To look at this the other way around: a man or woman who joined a religious order and took a vow of poverty surrenders all rights to own property. The simple monk or nun has no duties that require ownership. Yet the clothes on their backs and other such personal items are theirs in all practical senses. If the monastery were to up and move, say, the abbot or abbess might decide that they should leave some belongings behind, thus, in an extreme case, exercising the rights of ownership that fall to the office of abbot with the duty to manage stuff for the good of all and each.
In the middle ages, when this understanding of rights springing from duties was prevalent, a widow might inherit all the belongings of her late husband – but she might not. It might be that another man had by law or custom the duty to care for her and her family, in which case he would become owner of the property.
If you find this outrageous, seeing everywhere opportunities for abuse, I can only agree that this system could be and was abused. My only counter argument is that the system we have today is also abused constantly, and in more frivolous ways, as when in an acrimonious divorce, the parties try to stick it to each other over every last pot and pan, the rights of any children involved being irrelevant or denied outright.
Be that as it may, it remains true, as noted above, that progressives, whether consciously and purposely or not, tend strongly to favor measures that undermine the family, especially the extended family, insofar as families provide a fixed point from which to challenge the power of the state.

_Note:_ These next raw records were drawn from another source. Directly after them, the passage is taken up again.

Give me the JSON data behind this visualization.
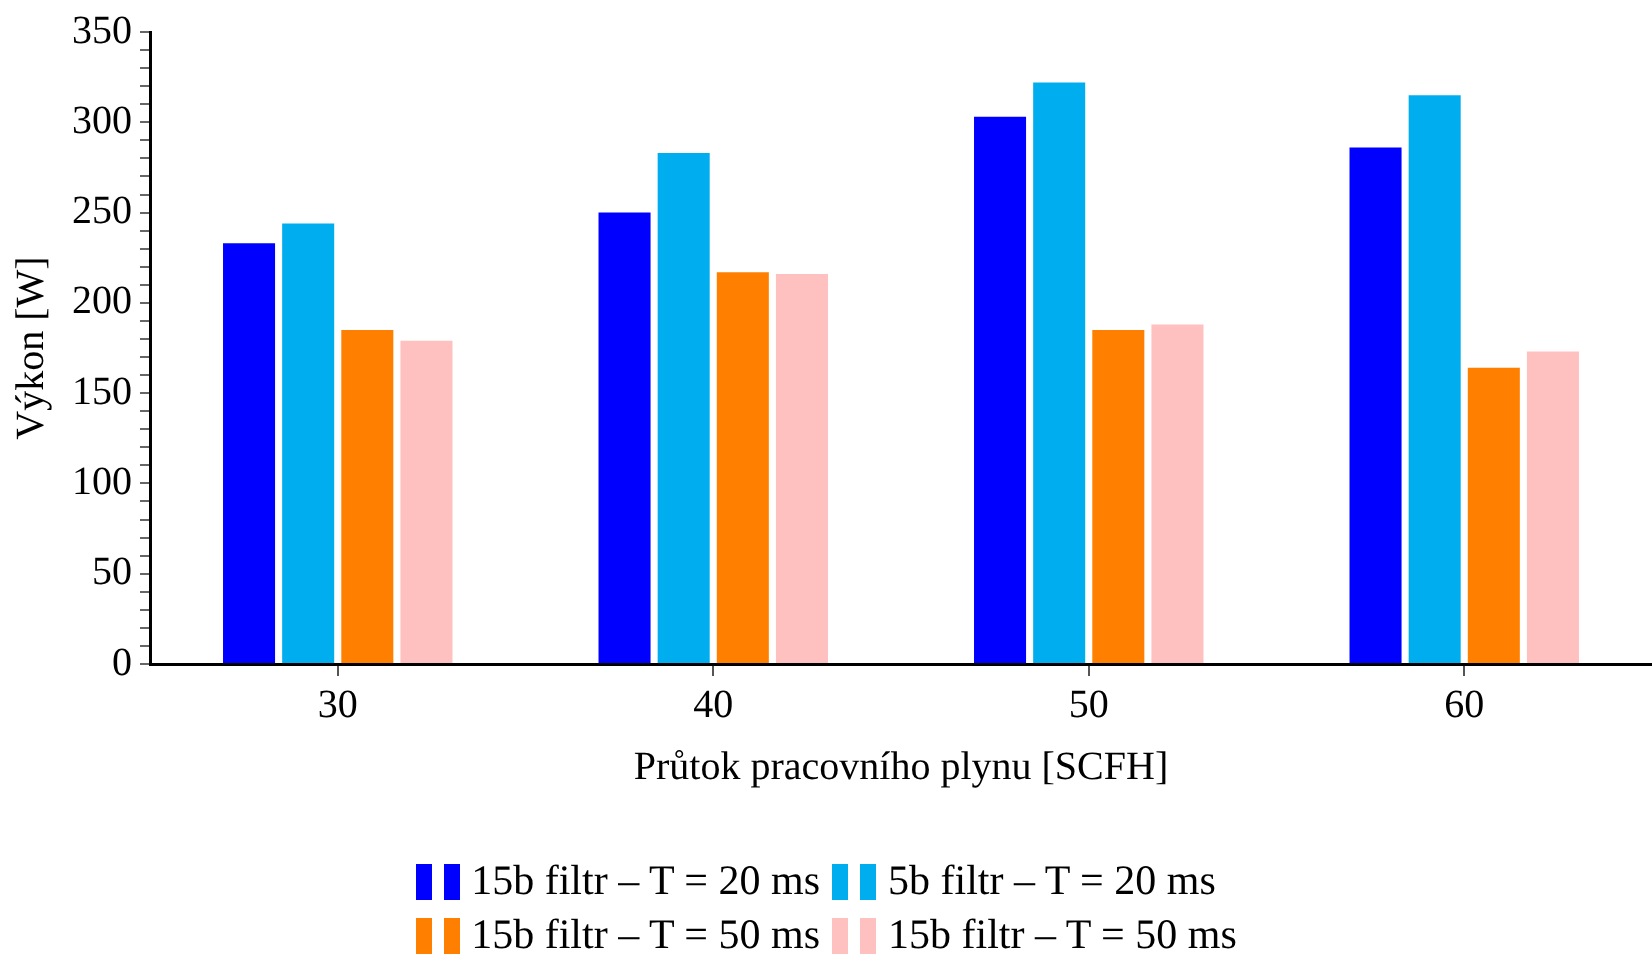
{
  "chart_data": {
    "type": "bar",
    "xlabel": "Průtok pracovního plynu [SCFH]",
    "ylabel": "Výkon [W]",
    "categories": [
      "30",
      "40",
      "50",
      "60"
    ],
    "series": [
      {
        "name": "15b filtr – T = 20 ms",
        "color": "#0000ff",
        "values": [
          233,
          250,
          303,
          286
        ]
      },
      {
        "name": "5b filtr – T = 20 ms",
        "color": "#00aeef",
        "values": [
          244,
          283,
          322,
          315
        ]
      },
      {
        "name": "15b filtr – T = 50 ms",
        "color": "#ff8000",
        "values": [
          185,
          217,
          185,
          164
        ]
      },
      {
        "name": "15b filtr – T = 50 ms",
        "color": "#ffc0c0",
        "values": [
          179,
          216,
          188,
          173
        ]
      }
    ],
    "ylim": [
      0,
      350
    ],
    "yticks": [
      0,
      {
        "value": 10,
        "label": null
      },
      {
        "value": 20,
        "label": null
      },
      {
        "value": 30,
        "label": null
      },
      {
        "value": 40,
        "label": null
      },
      50,
      {
        "value": 60,
        "label": null
      },
      {
        "value": 70,
        "label": null
      },
      {
        "value": 80,
        "label": null
      },
      {
        "value": 90,
        "label": null
      },
      100,
      {
        "value": 110,
        "label": null
      },
      {
        "value": 120,
        "label": null
      },
      {
        "value": 130,
        "label": null
      },
      {
        "value": 140,
        "label": null
      },
      150,
      {
        "value": 160,
        "label": null
      },
      {
        "value": 170,
        "label": null
      },
      {
        "value": 180,
        "label": null
      },
      {
        "value": 190,
        "label": null
      },
      200,
      {
        "value": 210,
        "label": null
      },
      {
        "value": 220,
        "label": null
      },
      {
        "value": 230,
        "label": null
      },
      {
        "value": 240,
        "label": null
      },
      250,
      {
        "value": 260,
        "label": null
      },
      {
        "value": 270,
        "label": null
      },
      {
        "value": 280,
        "label": null
      },
      {
        "value": 290,
        "label": null
      },
      300,
      {
        "value": 310,
        "label": null
      },
      {
        "value": 320,
        "label": null
      },
      {
        "value": 330,
        "label": null
      },
      {
        "value": 340,
        "label": null
      },
      350
    ],
    "grid": false,
    "legend": "bottom"
  }
}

In a similar way, we might see restricting the vote to men who own property as outrageous. We can all think of many exceptions that defeat the purpose of such restrictions: the indolent rich, the industrious poor. And, of course, women(2).
So, now, women and men all may vote, regardless of any duties or property they may or may not hold. And perhaps this is, overall, a good thing. My point here, as elsewhere on this blog, it simply to point out that there is always a trade off, a cost to all social changes. Instead of having a representative of the family sally forth into the larger political world as the representative of the family and its interests and cast his vote accordingly, we now have implicitly declared that our duties and rights as citizens are greater than any duties and rights we may have as part of a family. In fact, we recognize fewer such family duties and rights with each passing day.
That a vote might cause dissention within a family is considered no cost at all; that a vote might put members of a family at cross purposes is almost a joke. Thus, both the family and voting are trivialized. Is this really better?
- To all 6 of my regular readers – Just kidding! Love you all!
- Mike Flynn, in his epic Eifelheim, set largely in 14th century Germany, mentions in passing a couple cases where the duties of men fell to women – who then had rights they exercised shoulder to shoulder with the men. Given mortality rates and life expectancies – even without the occasional Black Death – a society would have to have orderly ways for property to be inherited and managed. It is greatly to the honor of those medieval villagers that they had such humane ways of handling transitions brought about by the death of a property owner. Unlike, say, a society in which not just the stuff they owned, but the villagers themselves would be considered the property of the king.